Olga se levantó de la cama con el corazón al galope. Podía haber sido más explícito, desde luego. Podía haber dicho: ¿quieres que charlemos un rato a mi habitación? Ay, Monegal, tú eres tonta. ¿Te habrás creído que esto es una película de Doris Day, en la que tú acabas en su habitación, sólo vestida con la camisa de él mientras os tomáis un whisky? Mucho cine y, además malo, eso es lo que te ocurre.

¿Qué hacía? ¿Lo llamaba y le preguntaba si...? No, Monegal, no cojas el teléfono. Coge el ascensor y baja hasta el primero. ¿Y luego? Luego, según la cara con que te reciba, se te ocurre algo, seguro.

Se puso los zapatos y entró en el baño de nuevo. Se delineó los párpados con un lápiz marrón, se pintó los labios, se lavó las manos y se perfumó detrás de las orejas. Luego se dirigió hasta la puerta. Con la mano en el pomo, titubeó. No, Monegal, ahora no puedes echarte atrás. Lo que tenga que ser, será.

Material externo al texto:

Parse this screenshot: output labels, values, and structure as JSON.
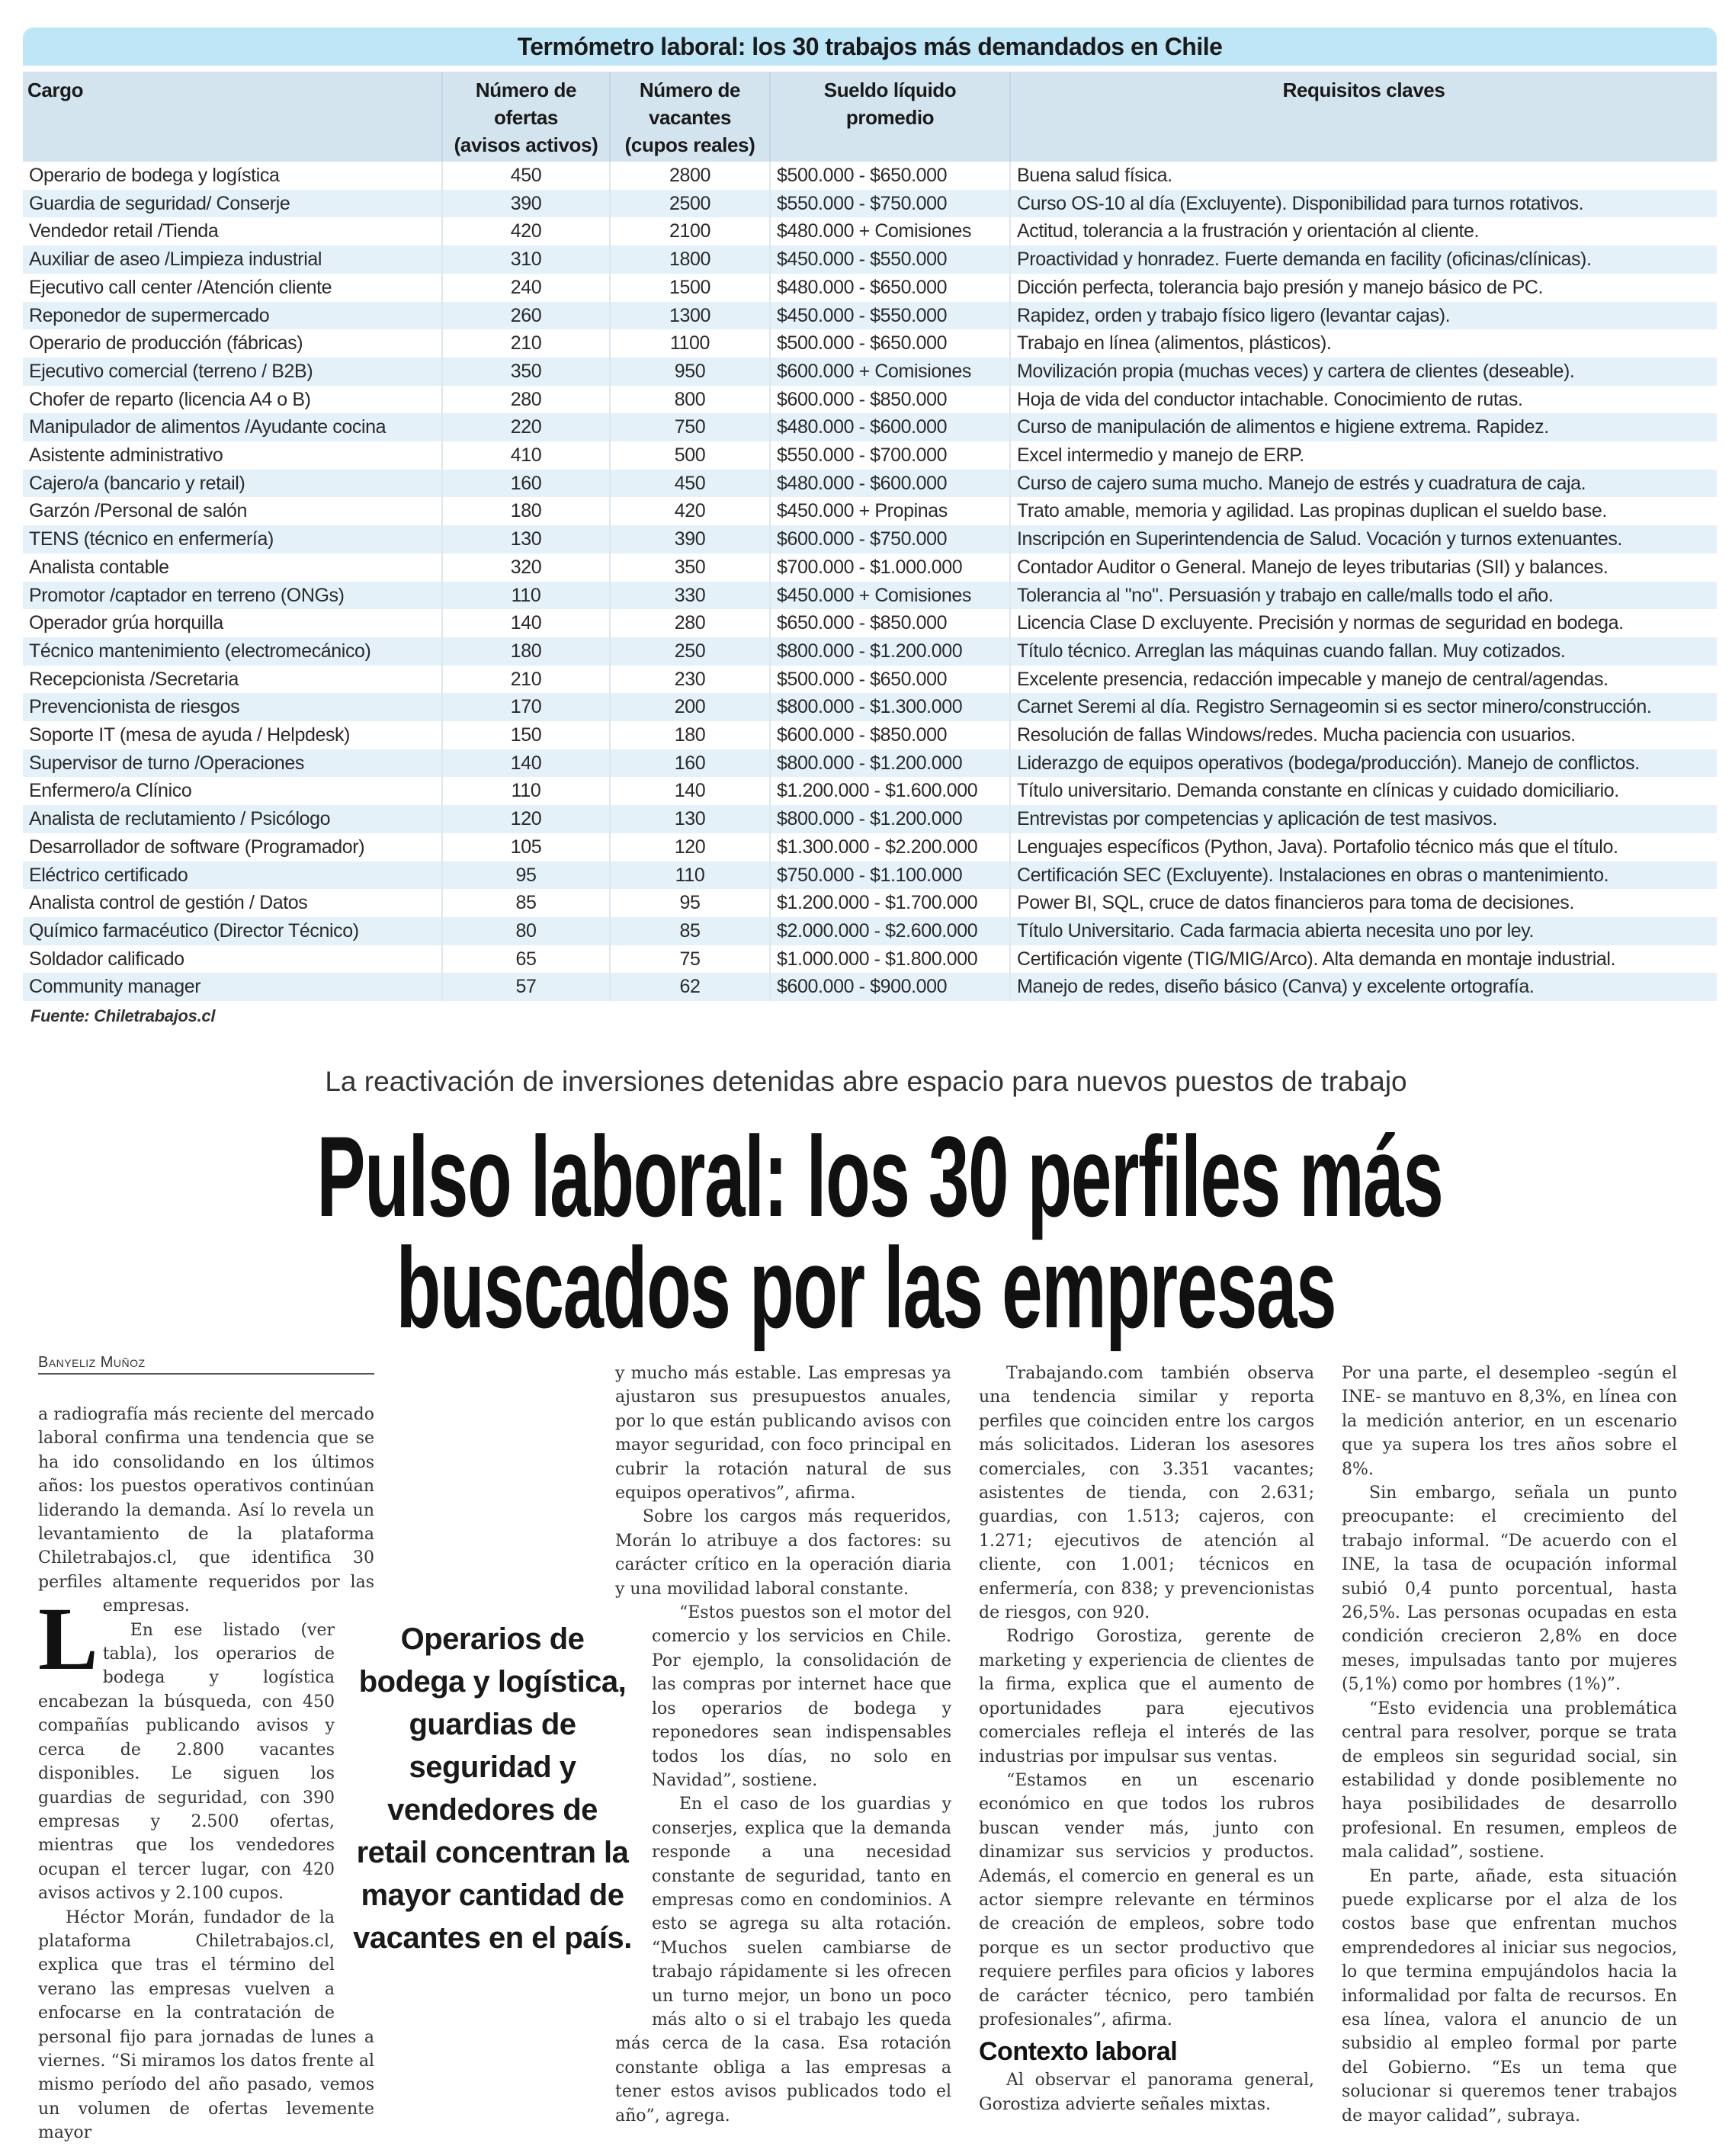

Anduvo rápidamente hasta la escalera deseando no toparse con ninguno de los participantes. Fue poner el pie en el primer escalón y tener la certeza de que acercarse a él era el único gesto posible, como si llevase mucho tiempo preparando ese encuentro, como si hubiese bajado por esa escalera muchas, muchísimas veces en el pasado. Durante el primer tramo, se sintió feliz, segura de ella misma. Luego, cada peldaño hacia él, liberaba más y más su cuerpo. Lo sentía abrirse como una azalea roja, palpitar y humedecerse.

Al llegar al rellano, supo que estaba empezando a cruzar un puente. Ese pasillo que la conducía hasta la 144 era el puente. Su puente. Entonces recordó una escena de
Rayuela
y, como con su sueño erótico, volvió a sentirse en la novela de Cortázar. Oliveira, sin mate y queriendo ahorrarse las escaleras —¡hacía tanto calor!—, se asomaba a la ventana y le pedía a Traveler, asomado a la suya, que le tirase un paquete con la hierba. Traveler se negaba, argumentando que se estrellaría en la calle, tres pisos por debajo de ellos. Entonces sacaba un tablón y lo aseguraba en su ventana, mientras Oliveira lo afianzaba de su lado. Le pedían a Talita, la mujer de Traveler, que cruzara ese angosto e inseguro puente. Muerta de miedo, ella lo cabalgaba y empezaba a deslizarse sobre el vacío, mientras notaba, por encima de su cabeza, el puente verbal de velada rivalidad que Traveler y Oliveira, viéndola alejarse de uno y acercarse al otro, tendían entre sí. Así estaba Olga: cruzando el tablón. Sólo que no sentía miedo, ni vértigo. Llamó a la puerta de la 144.

—¡Voy!

¿Estaría ya en la cama? ¿Se habría dormido?

—Olga, te estaba esperando —murmuró Jorge, cerrando la puerta tras ella.

Olga lo abrazó de la misma forma en que él lo había hecho en el camarote del
Hespérides
.

—Me encanta tu colonia: huele a almendras. Y, también, me gusta tu nuevo peinado. Mucho, mucho —fue lo único que pudo decir Jorge, durante el mínimo rato en que Olga le liberó los labios para llevarlo hasta la cama.